No que a vida se torna...





A infância é, por excelência, um percurso de aprendizagens, do novo, em que adquirimos as ferramentas necessárias pra crescer, por assim dizer, o kit de sobrevivência. Á medida que crescemos e trocamos impressões com amigos e família, que tomamos contacto com o mundo real dos outros, damos conta (ou não?) que nem todas são infâncias sãs. Porque o mundo está terrivelmente doente, e todos os remédios da cura que se encontram ao nosso dispôr são colocados á distância considerável do amanhã, que pode nem lá chegar.

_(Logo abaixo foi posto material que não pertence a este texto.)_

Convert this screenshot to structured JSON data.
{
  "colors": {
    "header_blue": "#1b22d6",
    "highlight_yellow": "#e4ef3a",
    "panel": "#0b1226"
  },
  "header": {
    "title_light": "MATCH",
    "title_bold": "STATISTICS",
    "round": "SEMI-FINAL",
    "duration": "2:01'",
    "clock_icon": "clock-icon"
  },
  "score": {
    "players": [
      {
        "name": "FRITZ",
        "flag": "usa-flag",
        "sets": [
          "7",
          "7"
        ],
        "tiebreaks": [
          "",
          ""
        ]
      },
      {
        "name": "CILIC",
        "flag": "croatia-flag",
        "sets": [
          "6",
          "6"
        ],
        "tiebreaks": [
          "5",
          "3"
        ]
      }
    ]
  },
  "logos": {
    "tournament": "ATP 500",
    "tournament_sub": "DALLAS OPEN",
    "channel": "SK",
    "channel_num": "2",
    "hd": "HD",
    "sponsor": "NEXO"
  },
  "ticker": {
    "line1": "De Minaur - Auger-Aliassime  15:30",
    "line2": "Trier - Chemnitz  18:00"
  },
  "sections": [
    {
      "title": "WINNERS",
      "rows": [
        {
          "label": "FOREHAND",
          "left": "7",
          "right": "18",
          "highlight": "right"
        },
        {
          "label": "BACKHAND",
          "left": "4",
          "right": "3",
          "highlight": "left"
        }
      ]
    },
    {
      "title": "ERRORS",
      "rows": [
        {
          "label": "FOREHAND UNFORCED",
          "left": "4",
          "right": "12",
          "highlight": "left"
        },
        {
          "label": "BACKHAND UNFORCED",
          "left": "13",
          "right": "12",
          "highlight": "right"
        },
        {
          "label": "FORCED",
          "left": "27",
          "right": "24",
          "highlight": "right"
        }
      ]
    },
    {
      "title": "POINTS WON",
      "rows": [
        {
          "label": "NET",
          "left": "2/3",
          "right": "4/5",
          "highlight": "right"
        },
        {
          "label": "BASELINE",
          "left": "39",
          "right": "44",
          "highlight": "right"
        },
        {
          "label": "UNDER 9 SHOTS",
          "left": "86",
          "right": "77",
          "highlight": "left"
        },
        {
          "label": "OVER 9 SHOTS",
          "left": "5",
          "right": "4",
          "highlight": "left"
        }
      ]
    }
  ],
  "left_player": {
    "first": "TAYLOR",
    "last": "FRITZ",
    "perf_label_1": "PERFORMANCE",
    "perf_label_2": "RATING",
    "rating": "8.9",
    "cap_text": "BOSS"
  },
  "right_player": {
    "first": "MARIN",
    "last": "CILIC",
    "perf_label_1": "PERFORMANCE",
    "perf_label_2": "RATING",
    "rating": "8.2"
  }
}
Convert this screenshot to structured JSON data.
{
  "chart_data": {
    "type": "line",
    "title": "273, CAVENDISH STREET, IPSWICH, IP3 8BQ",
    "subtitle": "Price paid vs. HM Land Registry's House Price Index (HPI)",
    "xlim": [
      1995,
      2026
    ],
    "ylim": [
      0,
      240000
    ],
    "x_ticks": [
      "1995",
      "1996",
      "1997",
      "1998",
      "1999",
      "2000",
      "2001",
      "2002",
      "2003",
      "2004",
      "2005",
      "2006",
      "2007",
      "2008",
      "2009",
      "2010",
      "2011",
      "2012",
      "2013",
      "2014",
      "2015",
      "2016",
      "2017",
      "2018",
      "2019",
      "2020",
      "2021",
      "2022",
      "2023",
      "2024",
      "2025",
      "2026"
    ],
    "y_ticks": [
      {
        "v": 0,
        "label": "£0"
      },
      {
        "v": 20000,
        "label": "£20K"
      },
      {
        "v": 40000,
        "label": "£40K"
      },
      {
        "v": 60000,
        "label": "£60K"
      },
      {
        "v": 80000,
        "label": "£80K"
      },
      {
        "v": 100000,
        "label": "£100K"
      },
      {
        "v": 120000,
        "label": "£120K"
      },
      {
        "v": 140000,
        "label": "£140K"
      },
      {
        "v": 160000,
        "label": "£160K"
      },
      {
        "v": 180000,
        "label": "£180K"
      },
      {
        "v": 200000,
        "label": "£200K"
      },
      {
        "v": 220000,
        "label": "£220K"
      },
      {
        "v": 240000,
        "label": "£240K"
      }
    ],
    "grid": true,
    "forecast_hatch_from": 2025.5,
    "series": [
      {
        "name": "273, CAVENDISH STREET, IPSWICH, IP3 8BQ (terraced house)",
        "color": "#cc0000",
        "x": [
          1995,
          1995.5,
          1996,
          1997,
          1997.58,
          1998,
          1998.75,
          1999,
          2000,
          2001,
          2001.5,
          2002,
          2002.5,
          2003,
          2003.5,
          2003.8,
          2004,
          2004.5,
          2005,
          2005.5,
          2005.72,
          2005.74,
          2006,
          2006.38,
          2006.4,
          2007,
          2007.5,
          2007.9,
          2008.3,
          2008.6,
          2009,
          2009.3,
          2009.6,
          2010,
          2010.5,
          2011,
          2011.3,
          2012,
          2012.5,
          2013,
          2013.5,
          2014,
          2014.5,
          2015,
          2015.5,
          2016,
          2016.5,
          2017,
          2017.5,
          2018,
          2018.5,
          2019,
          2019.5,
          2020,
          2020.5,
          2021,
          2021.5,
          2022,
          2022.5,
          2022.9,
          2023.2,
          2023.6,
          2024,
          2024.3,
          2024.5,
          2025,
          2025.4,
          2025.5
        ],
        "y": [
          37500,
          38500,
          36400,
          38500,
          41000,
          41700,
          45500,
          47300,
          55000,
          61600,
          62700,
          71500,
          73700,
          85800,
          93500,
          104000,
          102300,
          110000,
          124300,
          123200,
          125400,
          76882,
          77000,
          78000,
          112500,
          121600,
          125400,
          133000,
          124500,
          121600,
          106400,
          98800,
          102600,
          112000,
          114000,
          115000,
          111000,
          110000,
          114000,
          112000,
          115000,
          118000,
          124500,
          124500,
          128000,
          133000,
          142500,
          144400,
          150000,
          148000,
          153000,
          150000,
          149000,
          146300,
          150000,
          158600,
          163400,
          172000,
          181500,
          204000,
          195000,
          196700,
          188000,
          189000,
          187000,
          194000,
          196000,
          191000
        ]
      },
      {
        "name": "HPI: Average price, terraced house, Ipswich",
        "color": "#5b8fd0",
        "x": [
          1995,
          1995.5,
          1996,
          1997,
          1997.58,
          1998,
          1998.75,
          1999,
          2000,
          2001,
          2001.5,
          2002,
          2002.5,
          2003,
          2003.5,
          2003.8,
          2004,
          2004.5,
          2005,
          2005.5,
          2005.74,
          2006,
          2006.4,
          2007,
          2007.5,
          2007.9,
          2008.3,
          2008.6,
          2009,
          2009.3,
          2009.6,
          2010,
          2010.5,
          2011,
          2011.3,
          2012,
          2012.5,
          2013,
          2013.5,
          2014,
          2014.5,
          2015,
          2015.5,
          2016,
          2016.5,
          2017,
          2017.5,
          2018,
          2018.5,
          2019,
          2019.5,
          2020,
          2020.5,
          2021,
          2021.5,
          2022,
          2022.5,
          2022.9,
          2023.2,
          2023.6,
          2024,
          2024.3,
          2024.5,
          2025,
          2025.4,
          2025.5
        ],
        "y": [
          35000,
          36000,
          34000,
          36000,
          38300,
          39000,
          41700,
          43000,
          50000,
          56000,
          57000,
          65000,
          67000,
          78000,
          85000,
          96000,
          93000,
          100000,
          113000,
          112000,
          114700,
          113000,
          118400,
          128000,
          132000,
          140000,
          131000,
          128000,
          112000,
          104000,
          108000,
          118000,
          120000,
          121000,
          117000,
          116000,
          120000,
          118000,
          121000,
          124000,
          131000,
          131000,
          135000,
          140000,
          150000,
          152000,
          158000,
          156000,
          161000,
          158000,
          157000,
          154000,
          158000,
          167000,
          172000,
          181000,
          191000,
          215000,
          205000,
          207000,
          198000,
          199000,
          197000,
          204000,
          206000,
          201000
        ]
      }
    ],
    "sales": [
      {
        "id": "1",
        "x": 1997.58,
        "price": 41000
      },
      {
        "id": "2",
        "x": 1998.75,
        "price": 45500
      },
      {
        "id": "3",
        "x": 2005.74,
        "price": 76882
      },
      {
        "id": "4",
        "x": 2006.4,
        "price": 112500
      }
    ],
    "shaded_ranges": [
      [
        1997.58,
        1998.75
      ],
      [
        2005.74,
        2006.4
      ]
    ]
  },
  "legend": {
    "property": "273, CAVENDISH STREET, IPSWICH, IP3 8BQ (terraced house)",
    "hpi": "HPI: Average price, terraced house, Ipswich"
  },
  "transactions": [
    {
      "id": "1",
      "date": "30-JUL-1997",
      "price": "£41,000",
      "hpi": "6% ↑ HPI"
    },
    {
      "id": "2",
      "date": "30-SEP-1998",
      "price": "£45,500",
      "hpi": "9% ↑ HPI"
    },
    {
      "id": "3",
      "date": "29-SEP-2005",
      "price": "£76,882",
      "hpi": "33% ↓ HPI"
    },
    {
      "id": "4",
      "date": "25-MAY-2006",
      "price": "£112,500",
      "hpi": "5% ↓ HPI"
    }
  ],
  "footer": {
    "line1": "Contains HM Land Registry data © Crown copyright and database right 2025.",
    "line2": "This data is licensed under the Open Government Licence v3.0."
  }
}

As crianças aprendem connosco, moldam-se por imitação e depois, por conta própria, a vida os encarrega de moldar, dependendo dos caminhos trilhados, das escolhas ao longo deles, do ambiente que os rodeia. Que o homem não se faz a si mesmo, já sabemos. Somos uma multidiversidade de biologia e antropologia, sociologia, filosofia, psicologia e tantas coisas mais. Enquanto responsáveis pela educação, pelos laços afectivos e pelo desenvolvimento geral dos menores, devemos cuidar sem desmazelo, desta imensidão de dados e conhecimentos que nos são facultados, através da experiência-erro-aprendizagem. Existe uma imensa bibliografia sobre esta matéria e outras, sobre o que fazer com crianças sem infância. Deparo-me com casos (bem sei que grave é a fome e a sede sem saciação, seja de alimentos ou de afectos) gravíssimos de negligência por narcizismo, pais focados em si, centrados no seu bem estar. E é nessa era que estamos. Saciar os bens de consumo dos miudos pra atenuar a falta de tempo pra eles.
Do livro Ajudar as crianças a ultrapassar as perdas, de Brenda Mallon, extraio o seguinte:
As crianças aprendem o que vivem
Se uma criança viver com criticismo, aprende a condenar.
Se uma criança viver com hostilidade, aprende a combater.
Se uma criança viver com zombaria, aprende a ser tímida.
Se uma criança viver com vergonha, aprende a sentir culpa.
Se uma criança viver com tolerância, aprende a ser paciente.
Se uma criança viver com louvores, aprende a apreciar.
Se uma criança viver com encorajamento, aprende a confiança.
Se uma criança viver com equidade, aprende a justiça.
Se uma criança viver com segurança, aprende a ter fé.
Se uma criança viver com aprovação, aprende a gostar de si mesma.
Se uma criança viver com aceitação e amizade, aprende a encontrar amor no mundo.
A perda da infância
Quando os adultos pensam em "perda", estão, geralmente, a pensar em acontecimentos críticos da vida, como a morte ou o divórcio; porém, quando se pede ás crianças que falem das suas perdas, a extensão das suas associações é frequentemente surpreendente. As crianças falam da dor de perderem o melhor amigo, por causa de uma discussão, de parecerem tontas diante dos seus pares, de deixarem de ter a atenção dos pais depois do nascimento de um irmão mais novo ou de sentirem que perderam alguém muito importante, quando a mascote da escola morre. Na nossa "superioridade" de adultos, as mais das vezes não damos importância a estes acontecimentos ou consideramos que são atribulações menores. A nossa linguagem corporal passa a mensagem:" Ah, isso não é uma verdadeira perda, eu conheço bem as "verdadeiras perdas", como se tivessemos um conhecimento interiorde uma tabela das perdas que uma criança não pode conhecer! Mas perda é perda. O que a criança sente é a verdade real e é isto que temos de ter sempre presente, quando trabalhamos com elas.
O sofrimento da perda na infância é uma dor crua e penetrante que pode ser devastadora. Os adultos têm o benefício da experiência e do conhecimento passados, podem perspectivar a perda, mas não é esse o caso das crianças. Enquanto nós podemos ter descoberto maneiras de nos reconciliarmos com a dor - tendo descoberto estratégias para a ultrapassar, visto como outros o conseguiram ou acreditam que a dor irá passar, tal como aconteceu no passado - as crianças não possuem este reconfortante conhecimento, por muito ínfimo que possa ser. Demasiado frequentemente, nós, "as pessoas maduras", tornamo-nos insensíveis ao sofrimento que pode ocorrer na primeira fase da vida e ignoramos as profundas emoções que a perda provoca na infância.
Perder a oportunidade de olhar e ver, ouvir e perceber, de ser tocado e sentir é o mesmo que acomodar o estômago á fome, sem procura de alimento. Porque há silêncios que são gritos e não ousam espaço! Fica um alerta vermelho!